Your Personal Weather Report
This helps your child to understand his or her interior world and to acknowledge both good and bad feelings. 
Sit your child down comfortably somewhere, tell him or her to close or half close their eyes and take some time to determine how they are feeling right now. Ask: what is the weather like inside you? Do you feel relaxed and sunny inside? Or does it feel rainy and overcast? Is there a storm raging perhaps? What do you notice?

Once your child has summoned the weather report that best describes his or her feelings, tell them to just let it be … there is no need to feel or do anything differently. Later the weather will be different again but right now this is how things are. Moods change. They blow over. There is no need to take any action. What a relief.

Training Your Attention Muscle
This helps to keep the chatter in your child’s mind at bay and lets them experience reality without interference.
For younger children: On their way to school ask them to remember five things that they see (a tree, a traffic sign, an unusual house, the entrance to your school, the classroom door). What do they look like? Look at the colours, shapes, spots and stripes. By looking without judging whether something is pretty or ugly, tell your child that they will see more of the world around them.

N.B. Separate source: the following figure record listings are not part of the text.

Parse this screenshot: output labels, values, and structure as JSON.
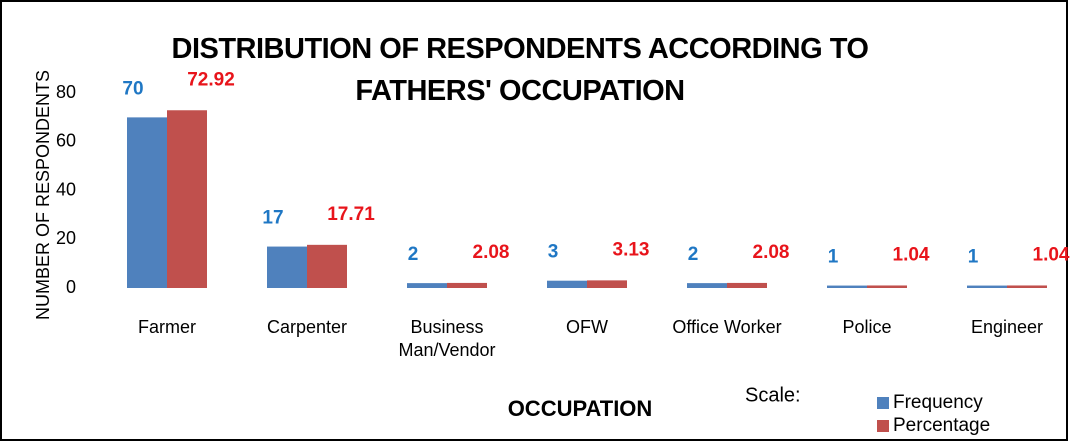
{
  "chart_data": {
    "type": "bar",
    "title": "DISTRIBUTION OF RESPONDENTS ACCORDING TO FATHERS' OCCUPATION",
    "y_label": "NUMBER OF RESPONDENTS",
    "x_label": "OCCUPATION",
    "legend_title": "Scale:",
    "categories": [
      "Farmer",
      "Carpenter",
      "Business Man/Vendor",
      "OFW",
      "Office Worker",
      "Police",
      "Engineer"
    ],
    "series": [
      {
        "name": "Frequency",
        "color": "#4f81bd",
        "label_color": "#1f77c4",
        "values": [
          70,
          17,
          2,
          3,
          2,
          1,
          1
        ]
      },
      {
        "name": "Percentage",
        "color": "#c0504d",
        "label_color": "#e8141b",
        "values": [
          72.92,
          17.71,
          2.08,
          3.13,
          2.08,
          1.04,
          1.04
        ]
      }
    ],
    "ylim": [
      0,
      80
    ],
    "yticks": [
      0,
      20,
      40,
      60,
      80
    ],
    "grid": false,
    "legend": "bottom-right"
  }
}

For older children: invite them to pick up a twig and draw it on a piece of paper. Draw exactly what they see and not what they think they are seeing. Do this a couple of days in a row and they will begin to see more and more of the twig while the drawing is becoming more and more accurate.

The Little Box of Worries
This is a calming strategy.
Before your child turns in for the night, ask if he or she is upset about anything. Thinking about these worries (instead of not thinking about them) will reveal what they are all about. Have a box at hand that might be homemade and nicely decorated. These thoughts can be put into the box. The lid comes off, the worries go in, and the lid goes back on. Your child can look at the little box of worries somewhere on a shelf in the room – from a distance, so the child can see they are no longer in his or her head.

The Wishing Tree
This is a visualisation technique that introduces children to the process of patience, trust and letting go.
Tell your child to sit up straight and comfortably, close their eyes and tune in to their breathing. When they are ready, they can go to a beautiful place in nature. It is nice and quiet in this place, safe and pleasant. They will see an old tree, large and solid, with wide branches and bright green leaves. Look closely and they will see white doves sitting on the branches of the tree. Tell your child to take his or her time and to let a wish surface of its own accord. It can be a feeling or an idea or something they have never talked about. He or she can call out softly, without anyone hearing, for one of the doves and let it sit on their hand. They can tell the dove their heart’s deepest desire. It will understand. Watch the dove fly off on its way to fulfil their heart’s desire. Not today or tomorrow but sometime in the future. Not exactly the way they wanted it but often even better than expected. Tell your child to have faith and let go of the wish and all the accompanying images. They can calmly open their eyes and remain seated for a while.